Red tape zaps computer classes in three Brooklyn housing projects, some 'frustrated' by outcome
Wednesday, December 22nd 2010, 4:00 AM
Popular computer classes offered at three Brooklyn housing projects have been halted because of a paperwork snafu by city officials.
Borough tech wizards Clare Chiesa and Santana Kenner taught the courses for three years in Clinton Hill, Fort Greene and Bedford-Stuyvesant developments before city Housing Authority officials pulled the plug last month.
"It's frustrating," said Chiesa, 36, a social worker who teamed up with childhood friend Kenner, 35, a computer programmer. "I just wish it might have happened in a more organized manner."

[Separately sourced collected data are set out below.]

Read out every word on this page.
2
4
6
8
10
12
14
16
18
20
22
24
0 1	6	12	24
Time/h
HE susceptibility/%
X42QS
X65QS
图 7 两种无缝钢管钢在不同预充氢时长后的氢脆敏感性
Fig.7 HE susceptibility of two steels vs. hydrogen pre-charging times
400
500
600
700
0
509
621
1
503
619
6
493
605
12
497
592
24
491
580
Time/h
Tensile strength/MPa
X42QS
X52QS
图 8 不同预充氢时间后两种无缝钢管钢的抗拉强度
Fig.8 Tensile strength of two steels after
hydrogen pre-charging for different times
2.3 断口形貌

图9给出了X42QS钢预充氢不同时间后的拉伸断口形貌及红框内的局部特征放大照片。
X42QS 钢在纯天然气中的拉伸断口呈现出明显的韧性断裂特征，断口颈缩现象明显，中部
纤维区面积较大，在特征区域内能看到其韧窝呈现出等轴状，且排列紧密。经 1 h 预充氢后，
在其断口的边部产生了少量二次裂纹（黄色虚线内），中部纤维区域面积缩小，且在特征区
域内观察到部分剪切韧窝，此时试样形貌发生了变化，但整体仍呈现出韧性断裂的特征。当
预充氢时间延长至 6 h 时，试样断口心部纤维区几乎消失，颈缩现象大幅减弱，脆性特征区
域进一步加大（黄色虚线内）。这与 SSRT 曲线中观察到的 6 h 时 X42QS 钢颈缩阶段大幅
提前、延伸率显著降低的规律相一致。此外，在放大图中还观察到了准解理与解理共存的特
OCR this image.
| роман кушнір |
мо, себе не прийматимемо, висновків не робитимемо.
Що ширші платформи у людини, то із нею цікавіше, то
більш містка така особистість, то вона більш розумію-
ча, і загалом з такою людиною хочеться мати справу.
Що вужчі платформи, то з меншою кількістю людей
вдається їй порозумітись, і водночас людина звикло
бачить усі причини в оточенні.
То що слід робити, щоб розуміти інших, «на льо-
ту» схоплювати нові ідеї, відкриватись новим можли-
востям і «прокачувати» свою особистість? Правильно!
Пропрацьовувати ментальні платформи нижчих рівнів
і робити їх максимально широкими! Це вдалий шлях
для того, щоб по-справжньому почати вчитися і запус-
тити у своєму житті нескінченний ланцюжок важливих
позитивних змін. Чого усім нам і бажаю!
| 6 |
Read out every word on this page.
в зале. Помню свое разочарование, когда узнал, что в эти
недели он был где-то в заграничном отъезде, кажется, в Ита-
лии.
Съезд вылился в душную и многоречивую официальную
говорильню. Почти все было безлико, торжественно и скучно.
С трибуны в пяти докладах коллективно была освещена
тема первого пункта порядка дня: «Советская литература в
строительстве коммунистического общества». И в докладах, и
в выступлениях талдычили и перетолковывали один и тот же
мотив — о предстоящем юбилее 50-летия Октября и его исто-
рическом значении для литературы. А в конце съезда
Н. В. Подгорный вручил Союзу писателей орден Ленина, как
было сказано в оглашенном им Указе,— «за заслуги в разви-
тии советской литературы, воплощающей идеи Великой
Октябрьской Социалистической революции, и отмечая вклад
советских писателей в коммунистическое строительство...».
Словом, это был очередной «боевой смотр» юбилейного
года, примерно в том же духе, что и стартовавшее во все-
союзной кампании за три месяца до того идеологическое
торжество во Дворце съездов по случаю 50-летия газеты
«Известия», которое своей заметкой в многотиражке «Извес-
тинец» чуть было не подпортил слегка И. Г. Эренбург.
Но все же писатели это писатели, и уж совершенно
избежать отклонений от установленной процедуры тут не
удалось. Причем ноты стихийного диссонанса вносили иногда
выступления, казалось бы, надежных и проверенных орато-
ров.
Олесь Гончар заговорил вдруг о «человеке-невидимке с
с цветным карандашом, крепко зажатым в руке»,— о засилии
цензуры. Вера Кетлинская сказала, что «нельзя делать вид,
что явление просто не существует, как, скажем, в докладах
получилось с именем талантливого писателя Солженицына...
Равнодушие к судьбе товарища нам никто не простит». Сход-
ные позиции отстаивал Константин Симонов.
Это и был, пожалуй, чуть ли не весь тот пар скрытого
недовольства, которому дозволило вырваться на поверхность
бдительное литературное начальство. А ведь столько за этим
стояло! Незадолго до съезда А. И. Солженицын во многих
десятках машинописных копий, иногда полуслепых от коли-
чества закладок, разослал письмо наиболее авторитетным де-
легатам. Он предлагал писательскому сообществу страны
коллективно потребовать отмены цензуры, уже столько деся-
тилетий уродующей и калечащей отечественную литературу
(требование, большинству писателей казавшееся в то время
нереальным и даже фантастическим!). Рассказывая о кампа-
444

Chiesa started the free tech classes three years ago, volunteering lessons at Lafayette Gardens Houses.
As word got out, Chiesa and Kenner raised money from family and friends and then approached NYCHA officials about expanding the classes into other developments.
Housing Authority officials agreed, and gave the duo the green light to teach at Atlantic Terminal in Fort Greene and at Saratoga Square development in Bedford-Stuyvesant - but then last month, suddenly told them to stop.
"I don't know what precipitated it," said Chiesa, who's barred from teaching the courses until she signs a memo with NYCHA's legal department. "I'm sure there's good reason for it, but it was just really abrupt."
City housing officials said Chiesa is required to have a liability contract with NYCHA. But volunteers were teaching for more than a year before NYCHA officials even realized they never gave her the contract paperwork. Now, Chiesa wants to show the paperwork to a lawyer before she signs.
"I don't think it's fair, and I don't think it's right," said retired transit cop J.D. Stark, who didn't know how to turn on a computer before he started taking classes twice a week at the Lafayette Gardens community center.
"It's successful," said Stark, who has learned how to update his Facebook profile and email an old pal in Japan. "I wish [NYCHA officials] would ... see how good [the program's] doing."
A NYCHA source said it was likely officials who approved Chiesa's courses didn't know she first needed to sign a contract.
"I want to open up in new centers in different developments," said Chiesa, who found out three days after NYCHA stopped her courses she'd won a $250,000 Google grant to expand the classes. "I've made this my full-time job now, and I want to make it work."